Warily, he picked it up. The skin was not slimy, but smooth and cool, like glass. Mario carried it to the back porch and got a knife from the kitchen. Although he had never skinned anything before, he’d seen it done. He cut off the rattle and put it in his pocket. Then he carefully separated the skin from the carcass, which he buried in the garden. He stretched the skin on an old board and nailed it down.

Only then did he truly appreciate his feat. The snake had been as long as he was tall. He shook the rattle in his pocket. Now he knew what a rattlesnake sounds like. The deadly creature could have killed him, but he had killed it. He marveled at how easy it was to kill. He stood up straight. Perhaps he was a man after all.

Suddenly, he heard the school bus out on the road. He put the skin and the tools in the shed and hosed off the back porch. The bus turned into the driveway. He washed the knife and put it away. He slipped into a chair and opened a book as the bus came to a stop in the yard.

A few minutes later, he heard Aunt Ginny say, “What’s this?” He had forgotten all about the turtle.

“I found him in the woods. Can I keep him for a pet? Do you know what they eat?”

She shook her head. “No, you can’t keep him. They’re an endangered species. The game warden’d throw us both in jail. You need to let him go. He’ll find food in the woods.”

Disappointed, Mario hopped off the porch. The motion jiggled the rattle in his pocket. Aunt Ginny perked up as though listening, but when she heard nothing more, she went inside. Mario carried the turtle with one arm and held his other hand over the pocket to keep the rattle quiet. After he released the gopher, he returned to the house and found Aunt Ginny brushing paw prints off the living room couch.

“What was Skeeter doin’ in the house?”

“Uh, there was a rattlesnake in the yard. I didn’t want him to get bit.”

“You left it alone, I hope.”

Mario couldn’t lie to her. His hesitation told on him.

“Empty your pockets,” she directed.

He had no choice but to show her the rattle. Her eyes bulged.

“Where’s the rest of it?”

“In the shed.” He told her the whole story.
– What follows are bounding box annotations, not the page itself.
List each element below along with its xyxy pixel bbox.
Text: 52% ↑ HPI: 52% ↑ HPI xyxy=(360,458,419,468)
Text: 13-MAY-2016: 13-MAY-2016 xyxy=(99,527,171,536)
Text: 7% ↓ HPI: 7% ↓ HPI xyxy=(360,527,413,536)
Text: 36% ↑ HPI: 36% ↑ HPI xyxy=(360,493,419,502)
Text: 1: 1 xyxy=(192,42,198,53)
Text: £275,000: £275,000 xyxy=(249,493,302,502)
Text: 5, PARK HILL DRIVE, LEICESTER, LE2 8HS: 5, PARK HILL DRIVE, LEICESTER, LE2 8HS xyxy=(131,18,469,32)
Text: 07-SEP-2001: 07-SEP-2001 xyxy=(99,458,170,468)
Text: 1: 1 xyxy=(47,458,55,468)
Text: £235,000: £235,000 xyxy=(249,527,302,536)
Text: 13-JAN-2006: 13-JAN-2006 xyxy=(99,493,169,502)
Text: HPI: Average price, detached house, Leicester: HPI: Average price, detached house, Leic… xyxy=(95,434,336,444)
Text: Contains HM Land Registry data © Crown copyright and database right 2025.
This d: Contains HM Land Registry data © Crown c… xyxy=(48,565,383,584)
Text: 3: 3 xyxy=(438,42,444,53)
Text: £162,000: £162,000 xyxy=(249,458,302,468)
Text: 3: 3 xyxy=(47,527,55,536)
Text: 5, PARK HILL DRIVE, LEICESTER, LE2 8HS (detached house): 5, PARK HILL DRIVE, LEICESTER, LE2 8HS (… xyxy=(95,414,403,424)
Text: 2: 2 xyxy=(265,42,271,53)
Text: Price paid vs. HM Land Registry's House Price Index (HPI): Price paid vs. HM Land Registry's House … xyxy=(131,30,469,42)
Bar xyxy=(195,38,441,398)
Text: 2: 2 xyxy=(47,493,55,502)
“I don’t think it’d come into the house. It was just trying to get under the house where it’s cool.” When Aunt Ginny saw the size of the skin, she clutched her chest and hollered, “Holy Jesus! Snake that big could kill you!”

“Yes ma’am.”

“It’s a canebrake rattler. That’s why it’s so red. They don’t usually bother anybody. They usually just run away.”

“But it was trying to bite Skeeter.”

“Only because he was harassing it.  If you see another one, you and Skeeter stay in the house till I come home. Promise?”
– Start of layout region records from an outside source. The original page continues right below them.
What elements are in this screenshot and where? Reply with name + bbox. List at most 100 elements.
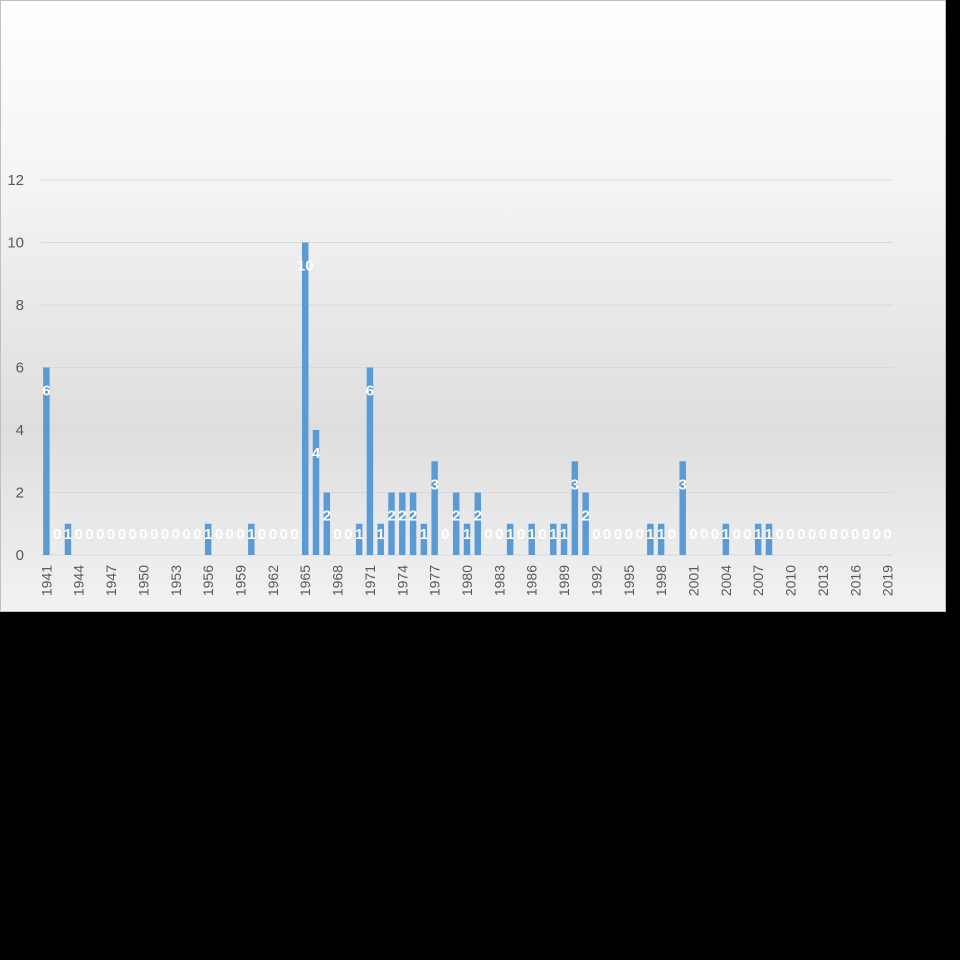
- x-tick-label: 1956: [200, 565, 216, 596]
- data-label: 0: [797, 526, 805, 543]
- data-label: 2: [452, 508, 460, 525]
- data-label: 0: [172, 526, 180, 543]
- data-label: 0: [635, 526, 643, 543]
- y-tick-label: 6: [16, 360, 24, 377]
- bar: [474, 492, 482, 555]
- x-tick-label: 2007: [750, 565, 766, 596]
- bar: [409, 492, 417, 555]
- x-tick-label: 2004: [718, 565, 734, 596]
- bar: [388, 492, 395, 555]
- data-label: 0: [53, 526, 61, 543]
- data-label: 0: [215, 526, 223, 543]
- y-tick-label: 10: [7, 235, 24, 252]
- data-label: 0: [484, 526, 492, 543]
- data-label: 4: [312, 445, 321, 462]
- bar: [355, 523, 363, 555]
- data-label: 1: [64, 526, 72, 543]
- x-tick-label: 1983: [491, 565, 507, 596]
- data-label: 0: [517, 526, 525, 543]
- bar: [248, 523, 255, 555]
- data-label: 1: [355, 526, 363, 543]
- bars: [43, 242, 773, 555]
- data-label: 0: [711, 526, 719, 543]
- data-label: 0: [603, 526, 611, 543]
- bar: [43, 367, 50, 555]
- bar: [765, 523, 773, 555]
- bar: [420, 523, 428, 555]
- x-tick-label: 1977: [427, 565, 443, 596]
- bar: [64, 523, 72, 555]
- bar: [657, 523, 665, 555]
- bar: [366, 367, 374, 555]
- data-label: 3: [571, 476, 579, 493]
- data-label: 0: [258, 526, 266, 543]
- data-label: 1: [247, 526, 255, 543]
- data-label: 0: [139, 526, 147, 543]
- data-label: 6: [366, 383, 374, 400]
- x-tick-label: 1971: [362, 565, 378, 596]
- data-label: 0: [625, 526, 633, 543]
- data-label: 2: [387, 508, 395, 525]
- bar: [506, 523, 514, 555]
- data-label: 1: [754, 526, 762, 543]
- x-tick-label: 1944: [71, 565, 87, 596]
- data-label: 1: [549, 526, 557, 543]
- data-label: 3: [430, 476, 438, 493]
- bar: [204, 523, 212, 555]
- data-label: 6: [42, 383, 50, 400]
- x-axis-ticks: 1941 1944 1947 1950 1953 1956 1959 1962 1965 1968…: [38, 565, 895, 596]
- data-label: 0: [75, 526, 83, 543]
- data-label: 0: [236, 526, 244, 543]
- data-label: 1: [377, 526, 385, 543]
- data-label: 0: [873, 526, 881, 543]
- data-label: 0: [150, 526, 158, 543]
- data-label: 0: [495, 526, 503, 543]
- data-label: 0: [182, 526, 190, 543]
- bar: [582, 492, 589, 555]
- bar: [377, 523, 384, 555]
- x-tick-label: 1953: [168, 565, 184, 596]
- data-label: 0: [193, 526, 201, 543]
- x-tick-label: 1968: [330, 565, 346, 596]
- bar: [754, 523, 762, 555]
- data-label: 0: [851, 526, 859, 543]
- x-tick-label: 1950: [135, 565, 151, 596]
- data-label: 0: [279, 526, 287, 543]
- data-label: 0: [107, 526, 115, 543]
- bar: [560, 523, 568, 555]
- data-label: 0: [161, 526, 169, 543]
- y-tick-label: 8: [16, 297, 24, 314]
- data-label: 0: [700, 526, 708, 543]
- data-label: 1: [506, 526, 514, 543]
- x-tick-label: 1962: [265, 565, 281, 596]
- data-label: 0: [883, 526, 891, 543]
- data-label: 3: [679, 476, 687, 493]
- data-label: 2: [581, 508, 589, 525]
- data-label: 2: [398, 508, 406, 525]
- x-tick-label: 2013: [815, 565, 831, 596]
- data-label: 0: [333, 526, 341, 543]
- bar: [463, 523, 471, 555]
- x-tick-label: 2001: [685, 565, 701, 596]
- data-label: 0: [786, 526, 794, 543]
- data-label: 1: [722, 526, 730, 543]
- bar: [399, 492, 406, 555]
- y-tick-label: 0: [16, 547, 24, 564]
- data-label: 1: [657, 526, 665, 543]
- data-label: 0: [689, 526, 697, 543]
- x-tick-label: 2010: [783, 565, 799, 596]
- bar: [312, 430, 320, 555]
- data-label: 0: [614, 526, 622, 543]
- x-tick-label: 1998: [653, 565, 669, 596]
- chart-panel: 0 2 4 6 8 10 12 6 0 1 0 0 0 0 0 0 0 0 0 0 0 0 1 0 0 0 1 0 0 0 0 10 4 2 0 0…: [0, 0, 946, 612]
- bar: [323, 492, 331, 555]
- data-label: 0: [862, 526, 870, 543]
- data-label: 1: [765, 526, 773, 543]
- bar: [431, 461, 438, 555]
- data-label: 0: [441, 526, 449, 543]
- data-label: 1: [646, 526, 654, 543]
- data-label: 1: [560, 526, 568, 543]
- bar: [647, 523, 654, 555]
- bar: [452, 492, 460, 555]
“Yes ma’am.” He felt like a child again. He looked down at his feet.

Aunt Ginny put an arm around his shoulders. “Was you scared?”

“No ma’am. Well, maybe. I guess. I was afraid for Skeeter.”
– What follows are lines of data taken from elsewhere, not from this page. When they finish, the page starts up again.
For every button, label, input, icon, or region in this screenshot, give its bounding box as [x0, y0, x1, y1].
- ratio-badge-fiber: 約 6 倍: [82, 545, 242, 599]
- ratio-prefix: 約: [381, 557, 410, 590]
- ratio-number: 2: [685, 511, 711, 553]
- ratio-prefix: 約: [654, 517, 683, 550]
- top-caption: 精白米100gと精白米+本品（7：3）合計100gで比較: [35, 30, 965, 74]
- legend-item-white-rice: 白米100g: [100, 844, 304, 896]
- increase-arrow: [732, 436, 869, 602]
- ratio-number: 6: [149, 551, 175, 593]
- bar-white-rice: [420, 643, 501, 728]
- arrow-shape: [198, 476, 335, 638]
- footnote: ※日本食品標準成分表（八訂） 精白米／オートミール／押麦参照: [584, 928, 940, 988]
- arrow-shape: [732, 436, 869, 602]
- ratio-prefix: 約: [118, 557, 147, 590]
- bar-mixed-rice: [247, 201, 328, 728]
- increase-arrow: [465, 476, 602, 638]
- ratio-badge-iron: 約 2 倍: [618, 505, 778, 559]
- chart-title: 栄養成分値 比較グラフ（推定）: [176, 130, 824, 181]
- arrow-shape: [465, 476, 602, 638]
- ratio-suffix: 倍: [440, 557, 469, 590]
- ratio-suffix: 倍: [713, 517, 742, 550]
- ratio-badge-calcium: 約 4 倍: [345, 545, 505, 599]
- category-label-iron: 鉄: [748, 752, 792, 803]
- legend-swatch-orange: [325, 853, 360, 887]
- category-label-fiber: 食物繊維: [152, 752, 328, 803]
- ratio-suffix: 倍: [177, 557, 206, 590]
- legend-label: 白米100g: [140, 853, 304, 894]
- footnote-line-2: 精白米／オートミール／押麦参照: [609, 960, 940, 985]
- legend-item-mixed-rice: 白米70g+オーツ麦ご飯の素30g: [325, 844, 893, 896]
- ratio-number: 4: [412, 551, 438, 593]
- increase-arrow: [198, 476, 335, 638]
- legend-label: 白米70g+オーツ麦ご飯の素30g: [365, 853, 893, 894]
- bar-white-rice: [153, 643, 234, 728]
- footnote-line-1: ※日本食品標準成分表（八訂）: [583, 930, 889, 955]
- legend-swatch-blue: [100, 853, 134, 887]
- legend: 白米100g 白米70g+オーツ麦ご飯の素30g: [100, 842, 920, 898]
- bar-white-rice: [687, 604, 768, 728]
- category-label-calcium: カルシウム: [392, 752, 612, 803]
“You were very brave to protect Skeeter. I’m proud of you for that.” Then she turned him to face her and put a hand on each shoulder. “But from now on, leave snakes alone. I can’t have a foster child bit by a poisonous snake.”

“Yes ma’am.” When he looked into her eyes, they were twinkling.

“What do you plan to do with that?” She meant the canebrake skin.

“Can I take it to California with me?”

“I don’t see why not.”

“What do you think my dad will say?”

Aunt Ginny smiled. “I think he will be very proud of you.”